Der US-Investigativjournalist Seymour Hersh hat sich erneut zu den Berichten über die pro-ukrainische Gruppe, die hinter den Anschlägen auf die Nord Stream-Pipelines stecken soll, geäußert. Hersh hatte zuvor in mehreren Artikeln mit Verweis auf anonym bleibende Quellen die Biden-Administration beschuldigt, hinter den Anschlägen auf die Pipelines zu stecken (RT DE berichtete).
Hershs ursprünglicher Bericht fand weltweit Beachtung, wurde aber von den großen Zeitungen und Fernsehsendern in den Vereinigten Staaten ignoriert. Als die Geschichte in Europa und anderswo im Ausland an Fahrt gewann, veröffentlichte die New York Times am 7. März einen Bericht, in dem US-Beamte zitiert wurden, die behaupteten, der amerikanische Geheimdienst habe Informationen gesammelt, die darauf hindeuteten, dass eine pro-ukrainische Gruppe die Pipelines sabotiert hätte.

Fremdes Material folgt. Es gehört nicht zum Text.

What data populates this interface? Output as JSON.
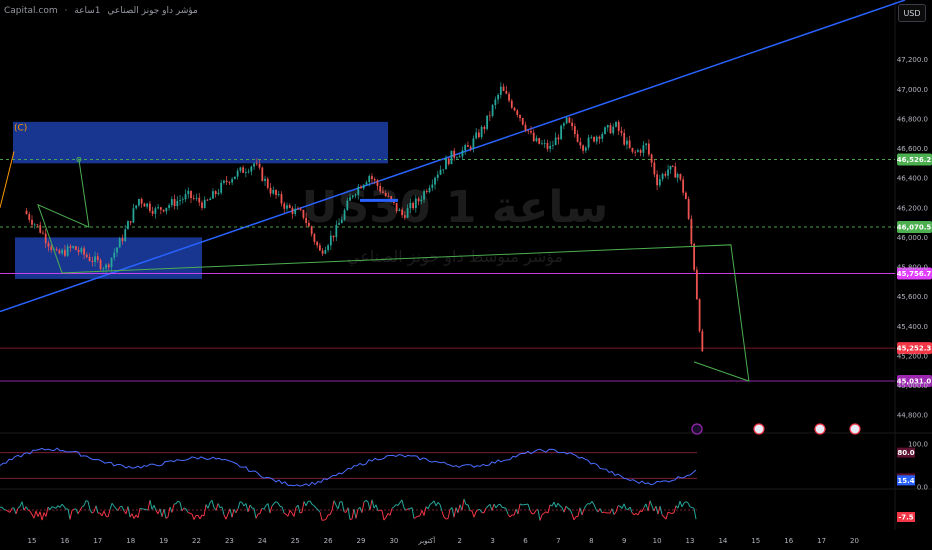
{
  "header": {
    "source": "Capital.com",
    "separator": "·",
    "title": "مؤشر داو جونز الصناعي",
    "timeframe": "1ساعة"
  },
  "currency": "USD",
  "watermark": {
    "symbol": "US30",
    "timeframe": "1 ساعة",
    "name": "مؤشر متوسط داو جونز الصناعي"
  },
  "wave_label": "(C)",
  "colors": {
    "up": "#26a69a",
    "down": "#ef5350",
    "trend": "#2962ff",
    "zone": "#1c3fa8",
    "green_level": "#4caf50",
    "magenta": "#e040fb",
    "red": "#f23645",
    "purple": "#9c27b0",
    "stoch": "#4a6cff",
    "osc_green": "#26a69a",
    "osc_red": "#f23645"
  },
  "chart_data": {
    "type": "line",
    "price_axis": {
      "ylim": [
        44700,
        47400
      ],
      "ticks": [
        44800,
        45000,
        45200,
        45400,
        45600,
        45800,
        46000,
        46200,
        46400,
        46600,
        46800,
        47000,
        47200
      ],
      "tick_labels": [
        "44,800.0",
        "45,000.0",
        "45,200.0",
        "45,400.0",
        "45,600.0",
        "45,800.0",
        "46,000.0",
        "46,200.0",
        "46,400.0",
        "46,600.0",
        "46,800.0",
        "47,000.0",
        "47,200.0"
      ]
    },
    "x_axis": {
      "labels": [
        "15",
        "16",
        "17",
        "18",
        "19",
        "22",
        "23",
        "24",
        "25",
        "26",
        "29",
        "30",
        "أكتوبر",
        "2",
        "3",
        "6",
        "7",
        "8",
        "9",
        "10",
        "13",
        "14",
        "15",
        "16",
        "17",
        "20"
      ]
    },
    "price_path": [
      [
        "15",
        46180
      ],
      [
        "15",
        46050
      ],
      [
        "16",
        45880
      ],
      [
        "16",
        45930
      ],
      [
        "17",
        45860
      ],
      [
        "17",
        45800
      ],
      [
        "18",
        46000
      ],
      [
        "18",
        46260
      ],
      [
        "19",
        46180
      ],
      [
        "19",
        46230
      ],
      [
        "22",
        46280
      ],
      [
        "22",
        46220
      ],
      [
        "23",
        46400
      ],
      [
        "24",
        46500
      ],
      [
        "24",
        46320
      ],
      [
        "25",
        46200
      ],
      [
        "25",
        46150
      ],
      [
        "26",
        45900
      ],
      [
        "26",
        46050
      ],
      [
        "29",
        46300
      ],
      [
        "29",
        46420
      ],
      [
        "30",
        46280
      ],
      [
        "30",
        46150
      ],
      [
        "أكتوبر",
        46250
      ],
      [
        "أكتوبر",
        46420
      ],
      [
        "2",
        46550
      ],
      [
        "2",
        46600
      ],
      [
        "3",
        46750
      ],
      [
        "3",
        47000
      ],
      [
        "6",
        46850
      ],
      [
        "6",
        46650
      ],
      [
        "7",
        46600
      ],
      [
        "7",
        46780
      ],
      [
        "8",
        46620
      ],
      [
        "8",
        46700
      ],
      [
        "9",
        46750
      ],
      [
        "9",
        46560
      ],
      [
        "10",
        46620
      ],
      [
        "10",
        46380
      ],
      [
        "10",
        46460
      ],
      [
        "13",
        46430
      ],
      [
        "13",
        46260
      ],
      [
        "13",
        45800
      ],
      [
        "13",
        45200
      ]
    ],
    "levels": [
      {
        "value": 46526.2,
        "label": "46,526.2",
        "color": "green"
      },
      {
        "value": 46070.5,
        "label": "46,070.5",
        "color": "green"
      },
      {
        "value": 45756.7,
        "label": "45,756.7",
        "color": "magenta"
      },
      {
        "value": 45252.3,
        "label": "45,252.3",
        "color": "red"
      },
      {
        "value": 45031.0,
        "label": "45,031.0",
        "color": "purple"
      }
    ],
    "zones": [
      {
        "from": "15",
        "to": "30",
        "low": 46500,
        "high": 46780
      },
      {
        "from": "15",
        "to": "22",
        "low": 45720,
        "high": 46000
      }
    ],
    "projection": [
      {
        "date": "13",
        "value": 45160
      },
      {
        "date": "14",
        "value": 45030
      },
      {
        "date": "14",
        "value": 45950
      },
      {
        "date": "15",
        "value": 45760
      },
      {
        "date": "15",
        "value": 46220
      },
      {
        "date": "16",
        "value": 46070
      },
      {
        "date": "16",
        "value": 46526.2
      }
    ],
    "events": [
      {
        "date": "13"
      },
      {
        "date": "14"
      },
      {
        "date": "16"
      },
      {
        "date": "17"
      }
    ],
    "stochastic": {
      "ylim": [
        0,
        100
      ],
      "ticks": [
        0,
        100
      ],
      "tick_labels": [
        "0.0",
        "100.0"
      ],
      "bands": [
        {
          "value": 80,
          "label": "80.0"
        },
        {
          "value": 20,
          "label": "20.0"
        }
      ],
      "current": {
        "value": 15.4,
        "label": "15.4"
      }
    },
    "oscillator": {
      "current": {
        "value": -7.5,
        "label": "-7.5"
      }
    }
  }
}
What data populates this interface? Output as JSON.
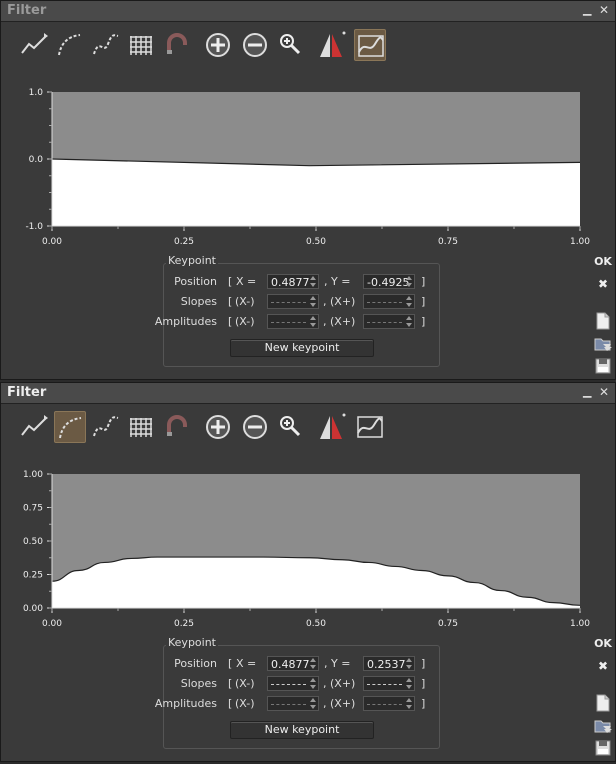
{
  "panels": [
    {
      "title": "Filter",
      "active_tool": 9,
      "plot": {
        "y_ticks": [
          "1.0",
          "0.0",
          "-1.0"
        ],
        "y_values": [
          1,
          0,
          -1
        ],
        "ylim": [
          -1,
          1
        ],
        "x_ticks": [
          "0.00",
          "0.25",
          "0.50",
          "0.75",
          "1.00"
        ],
        "x_values": [
          0,
          0.25,
          0.5,
          0.75,
          1
        ],
        "curve": [
          [
            0,
            0.0
          ],
          [
            0.4877,
            -0.1
          ],
          [
            1,
            -0.05
          ]
        ],
        "curve_type": "linear"
      },
      "keypoint": {
        "group_title": "Keypoint",
        "position_label": "Position",
        "x_label": "X =",
        "x_value": "0.4877",
        "y_label": ", Y =",
        "y_value": "-0.4925",
        "slopes_label": "Slopes",
        "amplitudes_label": "Amplitudes",
        "minus_label": "(X-)",
        "plus_label": ", (X+)",
        "open_bracket": "[",
        "close_bracket": "]",
        "new_button": "New keypoint"
      },
      "side": {
        "ok": "OK",
        "close": "✖"
      }
    },
    {
      "title": "Filter",
      "active_tool": 1,
      "plot": {
        "y_ticks": [
          "1.00",
          "0.75",
          "0.50",
          "0.25",
          "0.00"
        ],
        "y_values": [
          1,
          0.75,
          0.5,
          0.25,
          0
        ],
        "ylim": [
          0,
          1
        ],
        "x_ticks": [
          "0.00",
          "0.25",
          "0.50",
          "0.75",
          "1.00"
        ],
        "x_values": [
          0,
          0.25,
          0.5,
          0.75,
          1
        ],
        "curve": [
          [
            0,
            0.2
          ],
          [
            0.05,
            0.28
          ],
          [
            0.1,
            0.34
          ],
          [
            0.15,
            0.37
          ],
          [
            0.2,
            0.38
          ],
          [
            0.3,
            0.38
          ],
          [
            0.4,
            0.38
          ],
          [
            0.4877,
            0.375
          ],
          [
            0.55,
            0.36
          ],
          [
            0.6,
            0.34
          ],
          [
            0.65,
            0.31
          ],
          [
            0.7,
            0.28
          ],
          [
            0.75,
            0.24
          ],
          [
            0.8,
            0.19
          ],
          [
            0.85,
            0.13
          ],
          [
            0.9,
            0.08
          ],
          [
            0.95,
            0.04
          ],
          [
            1,
            0.02
          ]
        ],
        "curve_type": "smooth"
      },
      "keypoint": {
        "group_title": "Keypoint",
        "position_label": "Position",
        "x_label": "X =",
        "x_value": "0.4877",
        "y_label": ", Y =",
        "y_value": "0.2537",
        "slopes_label": "Slopes",
        "amplitudes_label": "Amplitudes",
        "minus_label": "(X-)",
        "plus_label": ", (X+)",
        "open_bracket": "[",
        "close_bracket": "]",
        "new_button": "New keypoint"
      },
      "side": {
        "ok": "OK",
        "close": "✖"
      }
    }
  ],
  "toolbar_icons": [
    "linear-curve-icon",
    "smooth-curve-icon",
    "spline-curve-icon",
    "grid-icon",
    "magnet-icon",
    "zoom-in-icon",
    "zoom-out-icon",
    "zoom-fit-icon",
    "mirror-icon",
    "preview-curve-icon"
  ],
  "colors": {
    "fill": "#ffffff",
    "plot_bg": "#8c8c8c",
    "panel": "#3a3a3a",
    "active_tool": "#6b5a44"
  }
}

Die NYT berichtete auch, dass ein europäischer Gesetzgeber, der von den Geheimdiensten seines Landes informiert wurde, gesagt habe, dass der Dienst Informationen über etwa 45 Schiffe sammelte, deren Transponder ausgeschaltet waren, als sie das Gebiet passierten, in dem die Pipelines gesprengt wurden. Eines dieser so genannten "Geisterschiffe" könnte die Minen platziert und später den Abzug betätigt haben.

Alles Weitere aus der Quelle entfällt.